Imagine running a business without advertising. No marketing, no outreach, just opening your doors every morning and hoping customers show up. It sounds absurd, yet that’s exactly how many public schools operate.
The result? A system that’s thriving inside the classroom but losing ground outside of it. The narrative has been hijacked.
A loud minority, amplified by social media and political backing, paints schools as broken. Meanwhile, parents walking the halls see something different: dedicated teachers, innovative programs, and students accomplishing amazing things every single day.
So why the disconnect? Education’s successes are invisible, overshadowed by outdated communication strategies that no longer work in today’s attention economy.
A Pew Center Research survey found more than half of U.S. adults (51%) say our public K12 education system is generally going in the wrong direction. A far smaller share (16%) say it’s going in the right direction, and about a third (32%) are not sure.
Public education’s challenges are overshadowing its successes. We cannot keep doing the same outdated communications strategies over and over again and expect different results.
Education isn’t broken. It just needs to market itself like every successful business.
Here are five steps to course-correct your communications:
1. We must shift from reactive to proactive communications. Moving beyond sending press releases and waiting for media coverage, districts need to create (on their own digital channels) compelling stories weekly about student achievement, innovative programs, dedicated educators and the positive impact our schools have on the community.
We have to make it a district-wide priority to tell our school success stories boldly. The local media has little interest in telling your positive news stories. As a former journalist with 22 years of experience, I promise you they prefer the negative news because it gets clicks.
Parents receive an avalanche of communication about the minute details of school.
What they don’t hear nearly enough is why their child should go to your school. While bad news (or rumors) spread like wildfire, Parents want to hear, and more importantly, see, stories showcasing your innovative programming and exclusive learning opportunities.
Educators hate to brag or take credit for their work. That mentality must shift to make the argument that our schools are a family’s best choice.
2. Everyone tells the story! There are many incredible moments and stories that take place in a school building every day. Multiplied across all buildings and all districts, it can’t be one person’s job.
Rather, it’s a shared effort that empowers those who have a front row seat, teachers and staff, to tell the stories that they’ve experienced firsthand. Successful districts recruit district and school staff, as well as high school students from journalism and yearbook classes, to share the storytelling load.
There are communication tools equipped with approval functions to keep safeguards in place as leaders empower their teams. School districts like Michigan’s Saginaw ISD shared more than 5,000 authentic stories, with nearly 300 employee storytellers, through their communication platform.

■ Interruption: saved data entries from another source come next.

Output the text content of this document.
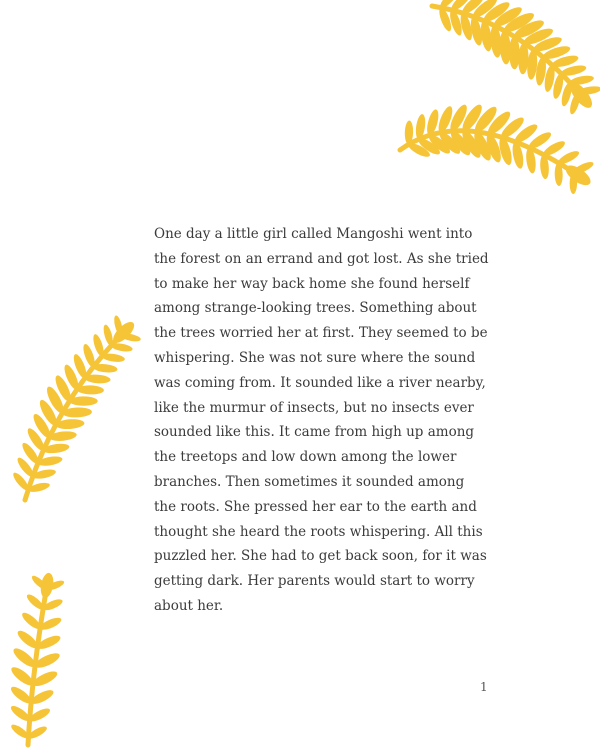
One day a little girl called Mangoshi went into
the forest on an errand and got lost. As she tried
to make her way back home she found herself
among strange-looking trees. Something about
the trees worried her at first. They seemed to be
whispering. She was not sure where the sound
was coming from. It sounded like a river nearby,
like the murmur of insects, but no insects ever
sounded like this. It came from high up among
the treetops and low down among the lower
branches. Then sometimes it sounded among
the roots. She pressed her ear to the earth and
thought she heard the roots whispering. All this
puzzled her. She had to get back soon, for it was
getting dark. Her parents would start to worry
about her.

1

3. Data-driven messaging. Facts matter. Leveraging data to clearly demonstrate academic growth, program effectiveness and the responsible stewardship of resources can be a powerful storytelling tool for building trust and countering misinformation.
This data should be the substance intertwined with the incredible emotion of your student and staff success stories to create memorable and powerful content. Where are you excelling academically? What is the truth about safety in your schools? Tell your story with outcomes, not adjectives.

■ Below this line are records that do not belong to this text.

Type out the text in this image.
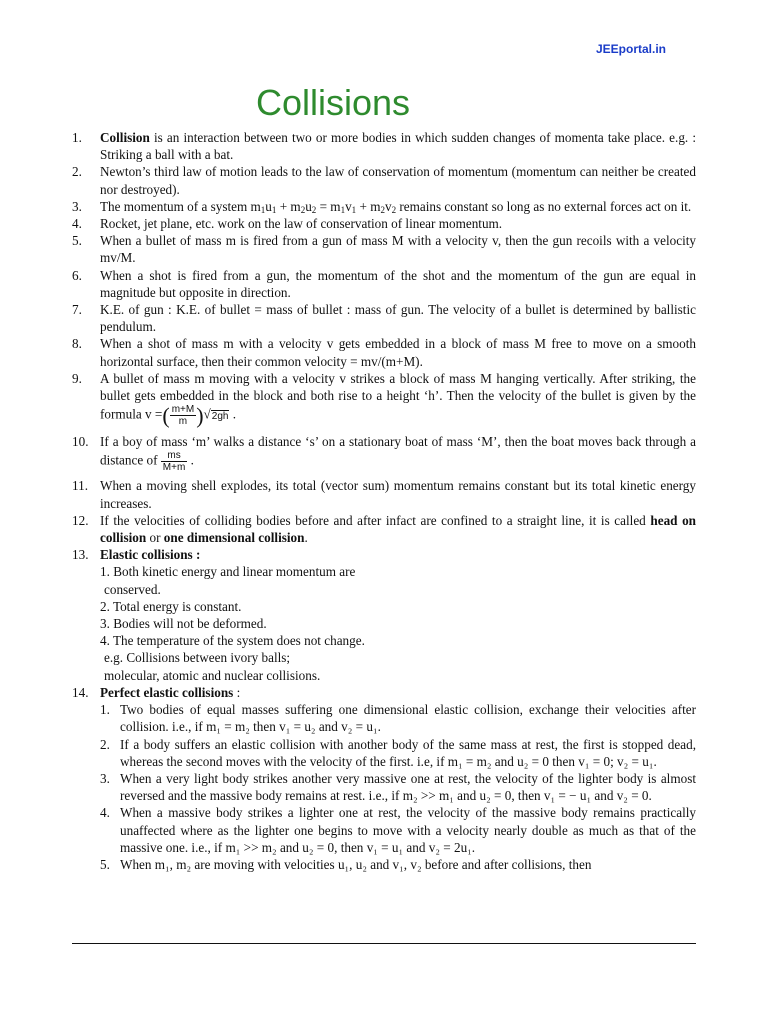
JEEportal.in
Collisions
1.	Collision is an interaction between two or more bodies in which sudden changes of momenta take place. e.g. : Striking a ball with a bat.
2.	Newton’s third law of motion leads to the law of conservation of momentum (momentum can neither be created nor destroyed).
3.	The momentum of a system $m_1u_1 + m_2u_2 = m_1v_1 + m_2v_2$ remains constant so long as no external forces act on it.
4.	Rocket, jet plane, etc. work on the law of conservation of linear momentum.
5.	When a bullet of mass m is fired from a gun of mass M with a velocity v, then the gun recoils with a velocity mv/M.
6.	When a shot is fired from a gun, the momentum of the shot and the momentum of the gun are equal in magnitude but opposite in direction.
7.	K.E. of gun : K.E. of bullet = mass of bullet : mass of gun. The velocity of a bullet is determined by ballistic pendulum.
8.	When a shot of mass m with a velocity v gets embedded in a block of mass M free to move on a smooth horizontal surface, then their common velocity = mv/(m+M).
9.	A bullet of mass m moving with a velocity v strikes a block of mass M hanging vertically. After striking, the bullet gets embedded in the block and both rise to a height ‘h’. Then the velocity of the bullet is given by the formula v =( $\frac{m+M}{m} )√2gh$ .
10. If a boy of mass ‘m’ walks a distance ‘s’ on a stationary boat of mass ‘M’, then the boat moves back through a distance of $\frac{ms}{M+m}$ .
11. When a moving shell explodes, its total (vector sum) momentum remains constant but its total kinetic energy increases.
12. If the velocities of colliding bodies before and after infact are confined to a straight line, it is called head on collision or one dimensional collision.
13. Elastic collisions :
1. Both kinetic energy and linear momentum are
conserved.
2. Total energy is constant.
3. Bodies will not be deformed.
4. The temperature of the system does not change.
e.g. Collisions between ivory balls;
molecular, atomic and nuclear collisions.
14. Perfect elastic collisions :
1. Two bodies of equal masses suffering one dimensional elastic collision, exchange their velocities after collision. i.e., if m₁ = m₂ then v₁ = u₂ and v₂ = u₁.
2. If a body suffers an elastic collision with another body of the same mass at rest, the first is stopped dead, whereas the second moves with the velocity of the first. i.e, if m₁ = m₂ and u₂ = 0 then v₁ = 0; v₂ = u₁.
3. When a very light body strikes another very massive one at rest, the velocity of the lighter body is almost reversed and the massive body remains at rest. i.e., if m₂ >> m₁ and u₂ = 0, then v₁ = − u₁ and v₂ = 0.
4. When a massive body strikes a lighter one at rest, the velocity of the massive body remains practically unaffected where as the lighter one begins to move with a velocity nearly double as much as that of the massive one. i.e., if m₁ >> m₂ and u₂ = 0, then v₁ = u₁ and v₂ = 2u₁.
5. When m₁, m₂ are moving with velocities u₁, u₂ and v₁, v₂ before and after collisions, then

4. School districts don’t need more PR spin. They need transparency in all communications. Trust is built through transparency. You have to explain the thought process behind the decision-making.
A “no comment” is avoidance. A statement full of Ph.D.-level words and educational speak does nothing to build public support. We do a great job of storytelling when we are proving the need for a bond referendum. We need to do it every day.

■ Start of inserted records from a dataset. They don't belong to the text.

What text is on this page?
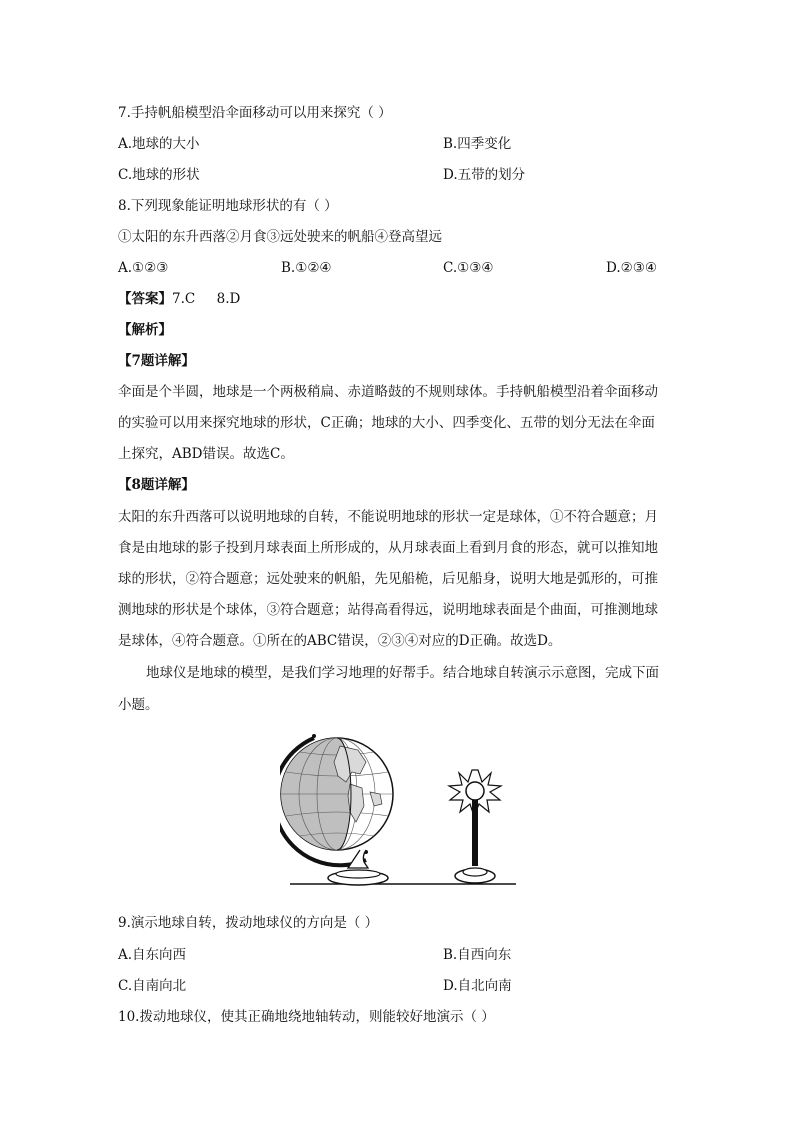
7.手持帆船模型沿伞面移动可以用来探究（ ）
A.地球的大小	B.四季变化
C.地球的形状	D.五带的划分
8.下列现象能证明地球形状的有（ ）
①太阳的东升西落②月食③远处驶来的帆船④登高望远
A.①②③	B.①②④	C.①③④	D.②③④
【答案】7.C     8.D
【解析】
【7题详解】
伞面是个半圆，地球是一个两极稍扁、赤道略鼓的不规则球体。手持帆船模型沿着伞面移动
的实验可以用来探究地球的形状，C正确；地球的大小、四季变化、五带的划分无法在伞面
上探究，ABD错误。故选C。
【8题详解】
太阳的东升西落可以说明地球的自转，不能说明地球的形状一定是球体，①不符合题意；月
食是由地球的影子投到月球表面上所形成的，从月球表面上看到月食的形态，就可以推知地
球的形状，②符合题意；远处驶来的帆船，先见船桅，后见船身，说明大地是弧形的，可推
测地球的形状是个球体，③符合题意；站得高看得远，说明地球表面是个曲面，可推测地球
是球体，④符合题意。①所在的ABC错误，②③④对应的D正确。故选D。
地球仪是地球的模型，是我们学习地理的好帮手。结合地球自转演示示意图，完成下面
小题。
9.演示地球自转，拨动地球仪的方向是（ ）
A.自东向西	B.自西向东
C.自南向北	D.自北向南
10.拨动地球仪，使其正确地绕地轴转动，则能较好地演示（ ）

It’s good to share the big news, the new building or an award-winning achievement, but a parent’s choice to send their student to your school isn’t an annual choice, it’s a daily decision. By telling the daily stories of success, positivity, and being transparent in our decision-making, we affirm that decision day after day.
5. Provide more opportunities for instant communication. Parents seek more genuine opportunities to voice concerns, provide feedback and be partners in decision-making, rather than passive recipients.
A district can solve this quickly by adding two tools: 1.) provide a district-approved two-way communication tool to simplify the process for teachers, parents and students to communicate, and 2.) add an AI chatbot to your homepage to answer specific parent questions 24/7.
Back to basics, consider holding monthly parent listening sessions, instead of one-way information dumps. Use small-group town halls and virtual “office hours” where district and building leaders actively solicit concerns and act on them.
K12 enrollment losses are mounting nationwide. The effects of reputational harm, expanding school choice and universal vouchers will require schools to market themselves like never before.
It doesn’t require a third-party communications firm or a big budget, just a commitment to transparency and showcasing your success. Meet parents with proof, not promises.